A relative asked me about a pitch from her financial advisor that seemed too good to be true: an investment that enhanced returns when the stock market was up, and protected against downside risk at the same time. Some are called buffered return enhanced notes, some are called buffered accelerated market participation securities (a trademarked term). Too good to be true? Well, let’s just say the truth is uglier than the image.

I ran some numbers and found this is a terrible investment choice.

Here’s the concept of the notes, though specific issues from different brokers will have different details.
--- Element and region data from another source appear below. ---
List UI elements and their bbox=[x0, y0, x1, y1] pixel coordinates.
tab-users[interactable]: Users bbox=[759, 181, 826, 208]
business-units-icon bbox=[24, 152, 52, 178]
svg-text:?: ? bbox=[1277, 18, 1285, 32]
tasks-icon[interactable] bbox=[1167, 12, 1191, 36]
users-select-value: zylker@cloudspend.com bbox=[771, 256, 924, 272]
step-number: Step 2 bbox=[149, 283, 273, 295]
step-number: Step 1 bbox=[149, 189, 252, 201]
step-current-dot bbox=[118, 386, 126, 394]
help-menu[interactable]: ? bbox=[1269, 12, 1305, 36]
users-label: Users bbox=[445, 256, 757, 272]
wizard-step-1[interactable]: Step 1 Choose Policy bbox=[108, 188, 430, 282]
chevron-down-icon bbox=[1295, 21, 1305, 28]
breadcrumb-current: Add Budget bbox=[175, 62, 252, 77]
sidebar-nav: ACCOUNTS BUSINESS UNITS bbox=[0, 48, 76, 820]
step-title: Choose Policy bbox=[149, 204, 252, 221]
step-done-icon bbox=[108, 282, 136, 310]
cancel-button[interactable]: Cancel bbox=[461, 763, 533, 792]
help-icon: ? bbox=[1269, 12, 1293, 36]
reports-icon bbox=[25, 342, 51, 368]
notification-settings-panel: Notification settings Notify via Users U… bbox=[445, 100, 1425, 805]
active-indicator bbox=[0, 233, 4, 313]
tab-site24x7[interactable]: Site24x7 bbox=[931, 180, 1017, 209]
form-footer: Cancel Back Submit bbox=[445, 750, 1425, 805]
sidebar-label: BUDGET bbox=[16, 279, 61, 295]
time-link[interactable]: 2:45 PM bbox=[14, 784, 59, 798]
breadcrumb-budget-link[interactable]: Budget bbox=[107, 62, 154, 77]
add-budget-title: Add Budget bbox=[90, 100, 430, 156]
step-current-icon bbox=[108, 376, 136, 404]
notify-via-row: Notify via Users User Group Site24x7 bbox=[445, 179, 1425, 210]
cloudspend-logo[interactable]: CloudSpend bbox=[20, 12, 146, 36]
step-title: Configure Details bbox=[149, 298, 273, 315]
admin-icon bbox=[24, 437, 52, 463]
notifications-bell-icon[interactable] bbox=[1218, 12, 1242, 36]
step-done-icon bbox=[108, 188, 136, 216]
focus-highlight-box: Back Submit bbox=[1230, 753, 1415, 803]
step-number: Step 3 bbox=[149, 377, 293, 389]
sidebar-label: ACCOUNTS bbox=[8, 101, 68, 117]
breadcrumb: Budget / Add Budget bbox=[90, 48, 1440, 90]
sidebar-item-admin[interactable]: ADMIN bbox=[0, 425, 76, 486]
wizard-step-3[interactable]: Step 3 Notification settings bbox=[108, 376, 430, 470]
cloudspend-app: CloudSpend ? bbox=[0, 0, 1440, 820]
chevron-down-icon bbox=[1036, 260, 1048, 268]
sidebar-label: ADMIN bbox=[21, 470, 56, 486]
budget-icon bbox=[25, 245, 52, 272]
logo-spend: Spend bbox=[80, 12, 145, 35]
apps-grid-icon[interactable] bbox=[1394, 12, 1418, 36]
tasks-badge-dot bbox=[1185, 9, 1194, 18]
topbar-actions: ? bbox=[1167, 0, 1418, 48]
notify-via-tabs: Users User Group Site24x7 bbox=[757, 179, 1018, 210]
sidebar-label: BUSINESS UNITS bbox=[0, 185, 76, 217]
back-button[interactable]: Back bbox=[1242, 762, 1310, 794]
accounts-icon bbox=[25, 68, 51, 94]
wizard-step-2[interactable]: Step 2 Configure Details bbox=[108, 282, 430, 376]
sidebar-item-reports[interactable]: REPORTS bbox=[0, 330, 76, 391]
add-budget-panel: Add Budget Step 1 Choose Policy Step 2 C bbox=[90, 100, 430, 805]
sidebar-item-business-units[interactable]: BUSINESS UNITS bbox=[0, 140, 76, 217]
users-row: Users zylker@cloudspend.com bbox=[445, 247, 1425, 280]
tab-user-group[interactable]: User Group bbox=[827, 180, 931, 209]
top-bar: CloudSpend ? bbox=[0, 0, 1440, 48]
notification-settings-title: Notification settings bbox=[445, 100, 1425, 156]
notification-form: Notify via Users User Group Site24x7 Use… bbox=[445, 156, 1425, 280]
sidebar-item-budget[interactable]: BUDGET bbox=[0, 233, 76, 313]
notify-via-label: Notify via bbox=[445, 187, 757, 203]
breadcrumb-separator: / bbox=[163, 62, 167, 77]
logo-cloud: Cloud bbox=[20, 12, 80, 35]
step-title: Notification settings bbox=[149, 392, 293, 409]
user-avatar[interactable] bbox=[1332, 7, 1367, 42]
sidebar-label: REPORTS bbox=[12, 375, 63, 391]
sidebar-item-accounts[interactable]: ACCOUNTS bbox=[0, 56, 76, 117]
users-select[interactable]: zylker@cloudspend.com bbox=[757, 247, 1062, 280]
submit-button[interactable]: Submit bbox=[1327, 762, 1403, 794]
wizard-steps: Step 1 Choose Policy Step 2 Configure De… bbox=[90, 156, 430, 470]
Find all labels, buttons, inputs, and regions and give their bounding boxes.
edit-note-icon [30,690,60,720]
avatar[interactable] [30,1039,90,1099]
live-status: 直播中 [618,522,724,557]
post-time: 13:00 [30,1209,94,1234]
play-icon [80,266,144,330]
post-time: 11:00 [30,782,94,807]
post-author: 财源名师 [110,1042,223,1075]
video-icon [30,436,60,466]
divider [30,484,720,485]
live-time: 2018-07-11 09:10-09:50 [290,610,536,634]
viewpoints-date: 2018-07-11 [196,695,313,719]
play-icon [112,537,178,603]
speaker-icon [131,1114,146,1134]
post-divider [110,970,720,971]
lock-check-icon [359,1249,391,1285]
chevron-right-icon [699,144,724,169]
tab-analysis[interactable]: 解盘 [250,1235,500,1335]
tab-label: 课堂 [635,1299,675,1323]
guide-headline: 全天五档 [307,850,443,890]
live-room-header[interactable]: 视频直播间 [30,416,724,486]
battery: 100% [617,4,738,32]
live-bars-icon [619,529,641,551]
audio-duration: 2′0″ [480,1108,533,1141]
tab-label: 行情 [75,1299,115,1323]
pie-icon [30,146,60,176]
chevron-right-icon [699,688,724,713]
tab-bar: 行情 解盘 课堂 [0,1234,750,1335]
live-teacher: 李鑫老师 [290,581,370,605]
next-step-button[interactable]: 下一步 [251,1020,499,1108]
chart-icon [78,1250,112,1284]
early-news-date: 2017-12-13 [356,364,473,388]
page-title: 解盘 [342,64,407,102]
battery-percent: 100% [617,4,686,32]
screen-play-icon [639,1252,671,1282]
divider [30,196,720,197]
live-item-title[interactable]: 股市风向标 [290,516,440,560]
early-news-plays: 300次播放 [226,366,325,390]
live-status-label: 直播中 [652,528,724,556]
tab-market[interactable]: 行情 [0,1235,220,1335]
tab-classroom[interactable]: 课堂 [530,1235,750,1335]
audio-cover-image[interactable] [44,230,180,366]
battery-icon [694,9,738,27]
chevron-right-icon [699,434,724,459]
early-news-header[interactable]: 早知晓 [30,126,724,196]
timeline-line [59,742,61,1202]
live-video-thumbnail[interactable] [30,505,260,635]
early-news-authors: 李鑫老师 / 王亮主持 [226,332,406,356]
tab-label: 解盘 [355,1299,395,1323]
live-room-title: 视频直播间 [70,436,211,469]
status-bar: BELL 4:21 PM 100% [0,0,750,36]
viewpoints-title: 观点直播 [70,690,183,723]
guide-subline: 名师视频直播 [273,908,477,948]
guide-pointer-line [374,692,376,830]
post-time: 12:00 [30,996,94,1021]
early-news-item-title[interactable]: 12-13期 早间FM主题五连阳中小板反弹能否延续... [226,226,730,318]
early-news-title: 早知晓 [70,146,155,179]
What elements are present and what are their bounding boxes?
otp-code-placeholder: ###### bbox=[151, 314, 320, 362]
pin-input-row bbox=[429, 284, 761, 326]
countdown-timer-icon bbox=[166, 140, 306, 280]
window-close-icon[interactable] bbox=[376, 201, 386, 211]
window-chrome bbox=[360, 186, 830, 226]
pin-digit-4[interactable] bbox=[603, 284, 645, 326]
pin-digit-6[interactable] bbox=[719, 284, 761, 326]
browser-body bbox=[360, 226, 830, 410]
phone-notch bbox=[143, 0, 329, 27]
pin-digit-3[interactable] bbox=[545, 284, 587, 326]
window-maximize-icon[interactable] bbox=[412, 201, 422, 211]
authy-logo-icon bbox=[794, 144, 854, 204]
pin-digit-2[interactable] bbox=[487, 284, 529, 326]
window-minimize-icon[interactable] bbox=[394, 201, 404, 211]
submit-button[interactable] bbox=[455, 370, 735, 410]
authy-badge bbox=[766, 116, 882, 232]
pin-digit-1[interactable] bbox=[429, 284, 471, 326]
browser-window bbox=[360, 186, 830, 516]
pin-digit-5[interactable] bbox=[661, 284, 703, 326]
  • Instead of paying interest and returning the principle, as plain notes do, these notes return an amount tied to a stock market index. The amount paid at maturity may be less than the amount invested.
  • The stock market index used to calculate the investor’s return could be the anything like the S&P 500, a small-cap index, or an international index.
  • Term of the note is often 18 months or two years, though it can be longer or shorter.
  • If the index is up, the return is enhanced. The note I looked at doubled the return of the index, meaning that a three percent gain in the index would give the investor six percent gain, and the return of all principle.
  • The return is capped. For example, the S&P 500 cap was 17.4%. Any total return between zero and 8.7% was doubled; any return over 8.7% was set at 17.4%. Even if the index gained 30%, the investor’s return was limited to 17.4%.
  • Losses are buffered. In the note I looked at, any loss worse than 10% would be improved by 10%. So a 30% loss in the index would be a 20% loss to the investor.
  • The note has no collateral. If the issuer goes bankrupt, the investor is just another creditor, even if the stock market has risen.
  • The investor receives no dividends, as an owner an index mutual fund or exchange-traded fund would receive.
  • In analyzing this note, I was agnostic about the future of the stock market over the next two years. I don’t think anyone is good at forecasting returns over this time horizon, so my analysis was based on long-run patterns. (Below I’ll discuss strategy if you think this note is well suited to your stock market forecast.)